Zdołałam zobaczyć drgnięcie jego ust, gdy musiałam prędko złapać się deski rozdzielczej. Tak mną rzuciło, że pasy wycisnęły mi dech z piersi.
Ktoś zajechał nam drogę.
– Na podłogę, schyl się! Już już już! – Rosen zdążył krzyknąć do mnie ten rozkaz, gdy przednią szybę przeszyły trzy kule.
Trafiły wprost w jego tors.
Zaczęłam krzyczeć, kiedy z gardła mężczyzny wydobył się bulgoczący dźwięk.

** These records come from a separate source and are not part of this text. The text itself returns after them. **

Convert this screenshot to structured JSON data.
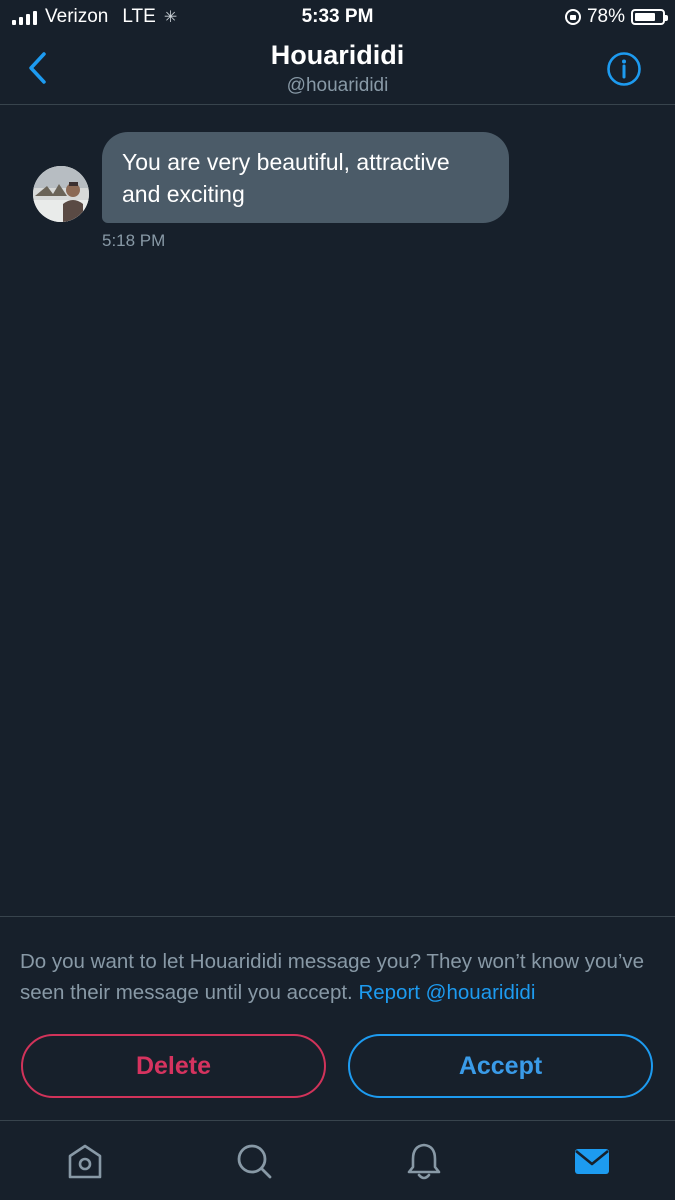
{
  "status_bar": {
    "carrier": "Verizon",
    "network": "LTE",
    "time": "5:33 PM",
    "battery_pct": "78%",
    "battery_level": 0.78
  },
  "header": {
    "title": "Houarididi",
    "handle": "@houarididi"
  },
  "conversation": {
    "messages": [
      {
        "text": "You are very beautiful, attractive and exciting",
        "time": "5:18 PM"
      }
    ]
  },
  "request": {
    "prompt": "Do you want to let Houarididi message you? They won’t know you’ve seen their message until you accept. ",
    "report_link": "Report @houarididi",
    "delete_label": "Delete",
    "accept_label": "Accept"
  },
  "tab_bar": {
    "tabs": [
      {
        "icon": "home-icon"
      },
      {
        "icon": "search-icon"
      },
      {
        "icon": "bell-icon"
      },
      {
        "icon": "mail-icon",
        "active": true
      }
    ]
  },
  "colors": {
    "background": "#17202b",
    "accent": "#1d9bf0",
    "danger": "#d6335f",
    "bubble": "#4b5b68",
    "muted": "#8899a6"
  }
}
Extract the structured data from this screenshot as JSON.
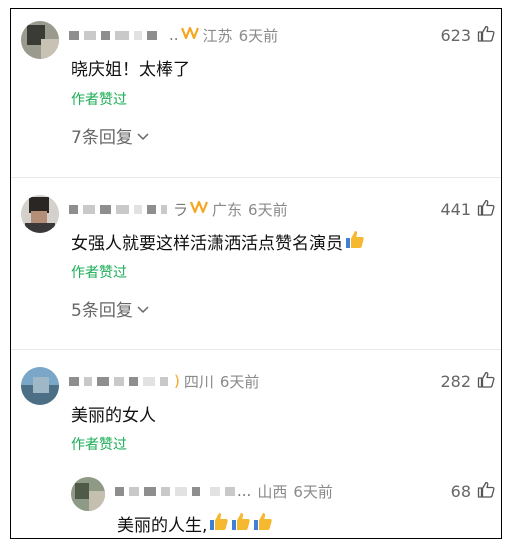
{
  "comments": [
    {
      "location": "江苏",
      "time": "6天前",
      "likes": "623",
      "text": "晓庆姐！太棒了",
      "author_liked": "作者赞过",
      "replies": "7条回复"
    },
    {
      "location": "广东",
      "time": "6天前",
      "likes": "441",
      "text": "女强人就要这样活潇洒活点赞名演员",
      "author_liked": "作者赞过",
      "replies": "5条回复"
    },
    {
      "location": "四川",
      "time": "6天前",
      "likes": "282",
      "text": "美丽的女人",
      "author_liked": "作者赞过"
    },
    {
      "location": "山西",
      "time": "6天前",
      "likes": "68",
      "text": "美丽的人生,",
      "ellipsis": "..."
    }
  ],
  "icons": {
    "like": "thumbs-up-outline-icon",
    "chevron": "chevron-down-icon",
    "emoji": "thumbs-up-emoji",
    "weibo": "weibo-v-icon"
  },
  "colors": {
    "accent_green": "#1aad56",
    "meta_gray": "#8a8a8a",
    "weibo_orange": "#f5a623"
  }
}
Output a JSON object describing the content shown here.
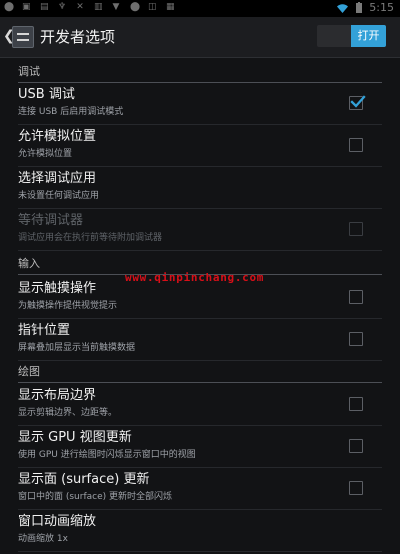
{
  "status_bar": {
    "notification_icons": [
      "android-icon",
      "image-icon",
      "apk-icon",
      "usb-icon",
      "tool-icon",
      "file-icon",
      "download-icon",
      "android-icon",
      "chat-icon",
      "settings-icon"
    ],
    "time": "5:15"
  },
  "header": {
    "back_icon": "chevron-left-icon",
    "app_icon": "settings-icon",
    "title": "开发者选项",
    "toggle": {
      "state": "打开"
    }
  },
  "sections": [
    {
      "title": "调试",
      "items": [
        {
          "title": "USB 调试",
          "summary": "连接 USB 后启用调试模式",
          "checked": true,
          "disabled": false
        },
        {
          "title": "允许模拟位置",
          "summary": "允许模拟位置",
          "checked": false,
          "disabled": false
        },
        {
          "title": "选择调试应用",
          "summary": "未设置任何调试应用",
          "checked": false,
          "disabled": false
        },
        {
          "title": "等待调试器",
          "summary": "调试应用会在执行前等待附加调试器",
          "checked": false,
          "disabled": true
        }
      ]
    },
    {
      "title": "输入",
      "items": [
        {
          "title": "显示触摸操作",
          "summary": "为触摸操作提供视觉提示",
          "checked": false,
          "disabled": false
        },
        {
          "title": "指针位置",
          "summary": "屏幕叠加层显示当前触摸数据",
          "checked": false,
          "disabled": false
        }
      ]
    },
    {
      "title": "绘图",
      "items": [
        {
          "title": "显示布局边界",
          "summary": "显示剪辑边界、边距等。",
          "checked": false,
          "disabled": false
        },
        {
          "title": "显示 GPU 视图更新",
          "summary": "使用 GPU 进行绘图时闪烁显示窗口中的视图",
          "checked": false,
          "disabled": false
        },
        {
          "title": "显示面 (surface) 更新",
          "summary": "窗口中的面 (surface) 更新时全部闪烁",
          "checked": false,
          "disabled": false
        },
        {
          "title": "窗口动画缩放",
          "summary": "动画缩放 1x",
          "checked": false,
          "disabled": false
        }
      ]
    }
  ],
  "watermark": "www.qinpinchang.com",
  "colors": {
    "accent": "#33a1d8",
    "background": "#121315",
    "watermark": "#d80f18"
  }
}
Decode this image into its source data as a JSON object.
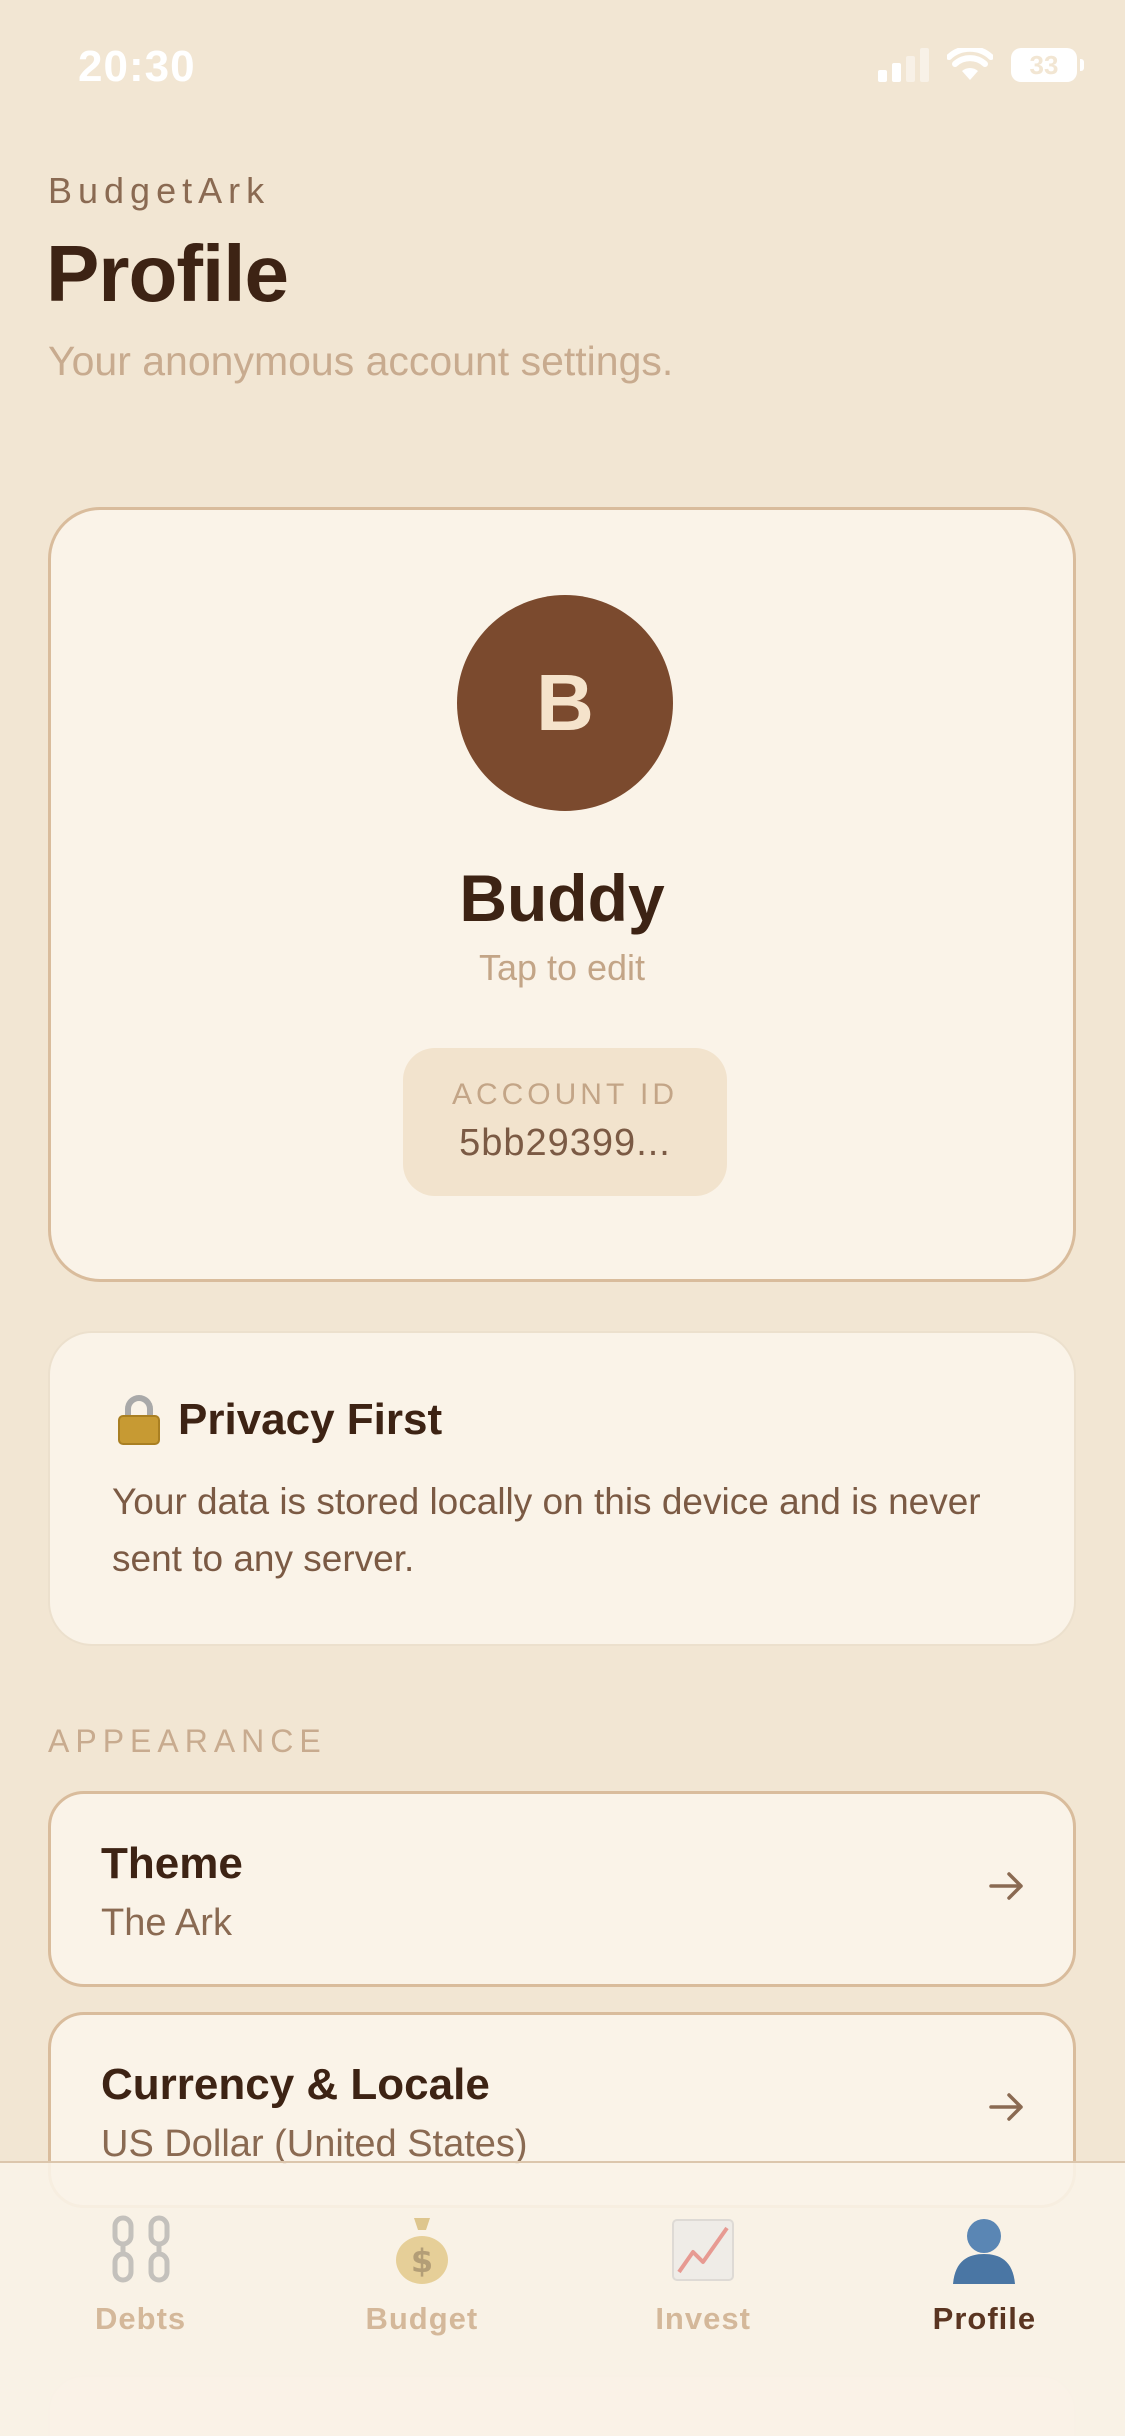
{
  "status_bar": {
    "time": "20:30",
    "battery": "33"
  },
  "header": {
    "app_name": "BudgetArk",
    "title": "Profile",
    "subtitle": "Your anonymous account settings."
  },
  "profile": {
    "avatar_initial": "B",
    "name": "Buddy",
    "edit_hint": "Tap to edit",
    "account_id_label": "ACCOUNT ID",
    "account_id_value": "5bb29399..."
  },
  "privacy": {
    "icon": "lock-icon",
    "title": "Privacy First",
    "text": "Your data is stored locally on this device and is never sent to any server."
  },
  "appearance": {
    "section_label": "APPEARANCE",
    "rows": [
      {
        "title": "Theme",
        "value": "The Ark",
        "icon": "arrow-right-icon"
      },
      {
        "title": "Currency & Locale",
        "value": "US Dollar (United States)",
        "icon": "arrow-right-icon"
      }
    ]
  },
  "tabs": [
    {
      "label": "Debts",
      "icon": "chains-icon",
      "active": false
    },
    {
      "label": "Budget",
      "icon": "money-bag-icon",
      "active": false
    },
    {
      "label": "Invest",
      "icon": "chart-increasing-icon",
      "active": false
    },
    {
      "label": "Profile",
      "icon": "person-silhouette-icon",
      "active": true
    }
  ],
  "colors": {
    "background": "#f2e6d3",
    "card": "#faf3e8",
    "accent": "#7b4a2e",
    "text_primary": "#3d2314",
    "text_muted": "#c8ab8f"
  }
}
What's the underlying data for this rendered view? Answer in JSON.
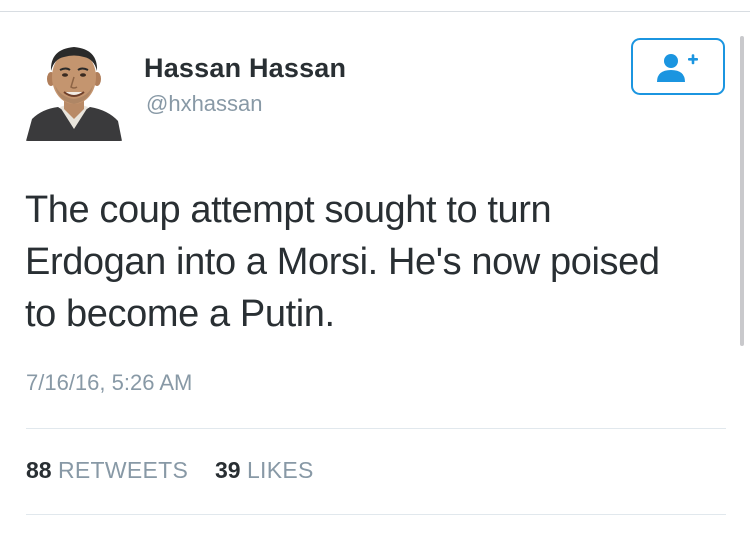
{
  "tweet": {
    "author_name": "Hassan Hassan",
    "author_handle": "@hxhassan",
    "text": "The coup attempt sought to turn\nErdogan into a Morsi. He's now poised\nto become a Putin.",
    "timestamp": "7/16/16, 5:26 AM",
    "stats": {
      "retweets_count": "88",
      "retweets_label": "RETWEETS",
      "likes_count": "39",
      "likes_label": "LIKES"
    }
  },
  "follow_button": {
    "icon": "add-user-icon"
  },
  "colors": {
    "accent": "#1b95e0",
    "text_primary": "#292f33",
    "text_secondary": "#8899a6",
    "divider": "#e1e8ed"
  }
}
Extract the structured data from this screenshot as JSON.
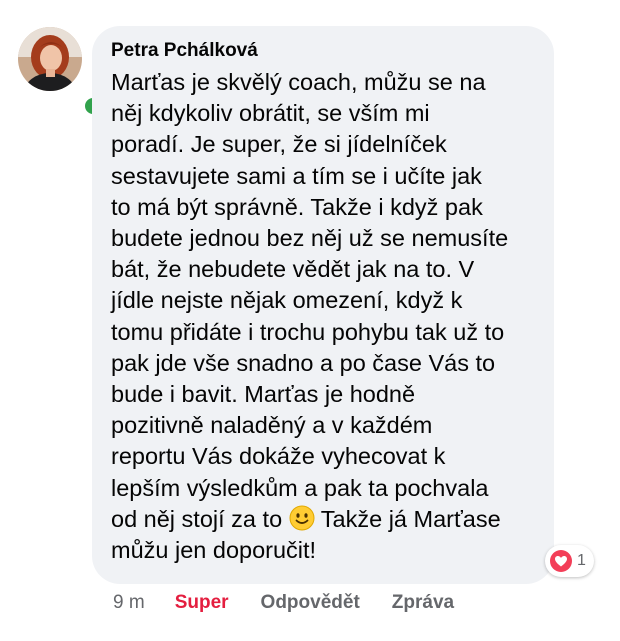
{
  "comment": {
    "author": "Petra Pchálková",
    "online": true,
    "text_before_emoji": "Marťas je skvělý coach, můžu se na\nněj kdykoliv obrátit, se vším mi\nporadí. Je super, že si jídelníček\nsestavujete sami a tím se i učíte jak\nto má být správně. Takže i když pak\nbudete jednou bez něj už se nemusíte\nbát, že nebudete vědět jak na to. V\njídle nejste nějak omezení, když k\ntomu přidáte i trochu pohybu tak už to\npak jde vše snadno a po čase Vás to\nbude i bavit. Marťas je hodně\npozitivně naladěný a v každém\nreportu Vás dokáže vyhecovat k\nlepším výsledkům a pak ta pochvala\nod něj stojí za to",
    "text_after_emoji": " Takže já Marťase\nmůžu jen doporučit!",
    "emoji": "slightly-smiling-face",
    "reaction": {
      "type": "love",
      "count": "1"
    },
    "actions": {
      "time": "9 m",
      "like_label": "Super",
      "reply_label": "Odpovědět",
      "message_label": "Zpráva"
    }
  },
  "colors": {
    "bubble": "#f0f2f5",
    "online": "#31a24c",
    "like_active": "#e41e3f",
    "secondary_text": "#65676b",
    "love_reaction": "#f33e58"
  }
}
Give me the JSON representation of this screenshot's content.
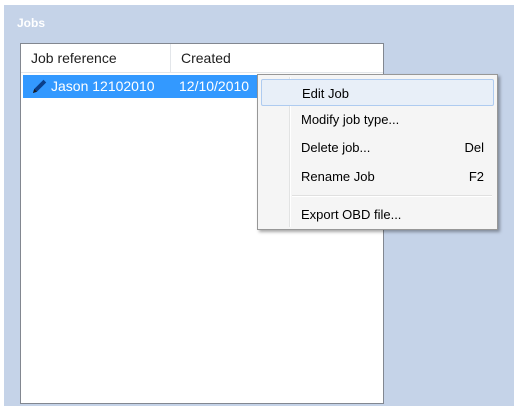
{
  "panel": {
    "title": "Jobs"
  },
  "list": {
    "columns": [
      {
        "label": "Job reference"
      },
      {
        "label": "Created"
      }
    ],
    "rows": [
      {
        "reference": "Jason 12102010",
        "created": "12/10/2010",
        "icon": "pencil-icon",
        "selected": true
      }
    ]
  },
  "context_menu": {
    "items": [
      {
        "label": "Edit Job",
        "shortcut": ""
      },
      {
        "label": "Modify job type...",
        "shortcut": ""
      },
      {
        "label": "Delete job...",
        "shortcut": "Del"
      },
      {
        "label": "Rename Job",
        "shortcut": "F2"
      },
      {
        "label": "Export OBD file...",
        "shortcut": ""
      }
    ]
  },
  "colors": {
    "panel_background": "#c5d3e8",
    "selection": "#3399ff",
    "menu_highlight": "#e8eff8"
  }
}
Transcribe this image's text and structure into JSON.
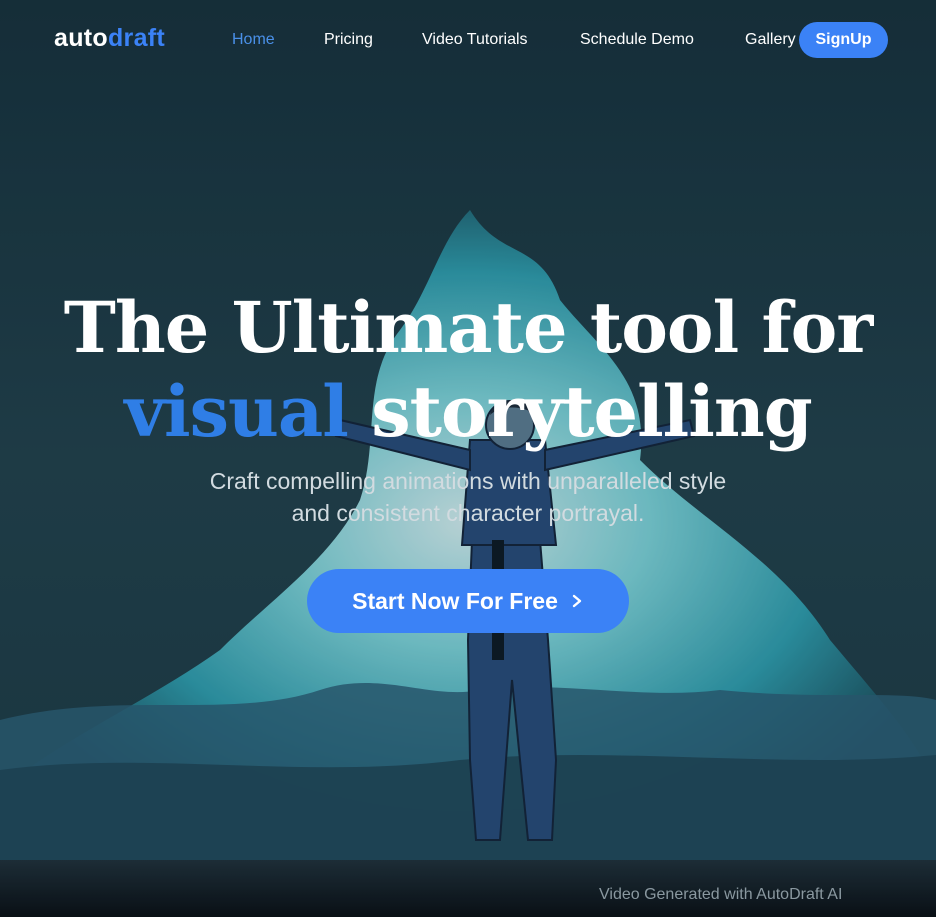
{
  "nav": {
    "logo_auto": "auto",
    "logo_draft": "draft",
    "links": [
      "Home",
      "Pricing",
      "Video Tutorials",
      "Schedule Demo",
      "Gallery"
    ],
    "active": "Home",
    "signup_label": "SignUp"
  },
  "hero": {
    "line1": "The Ultimate tool for",
    "line2_accent": "visual",
    "line2_rest": " storytelling",
    "sub_line1": "Craft compelling animations with unparalleled style",
    "sub_line2": "and consistent character portrayal.",
    "cta_label": "Start Now For Free",
    "cta_icon": "chevron-right-icon",
    "caption": "Video Generated with AutoDraft AI"
  },
  "colors": {
    "accent": "#3b82f6",
    "background": "#1b3a46",
    "text": "#ffffff"
  }
}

– Otwórz drzwi, albo rozstrzelam ją na miejscu! – Ktoś ryknął z mojej strony. Nie wiedziałam, co powinnam robić, jak zareagować.
Spojrzenia moje i Rosena się spotkały. Krztusił się krwią i walczył sam ze sobą: być przytomnym, ochronić mnie...
– Będziesz mieć większe szanse – obiecał, odblokowując mechanizm.
Igła wbiła się w moją szyję ledwo kilka sekund później i już więcej nie widziałam umierającego ochroniarza.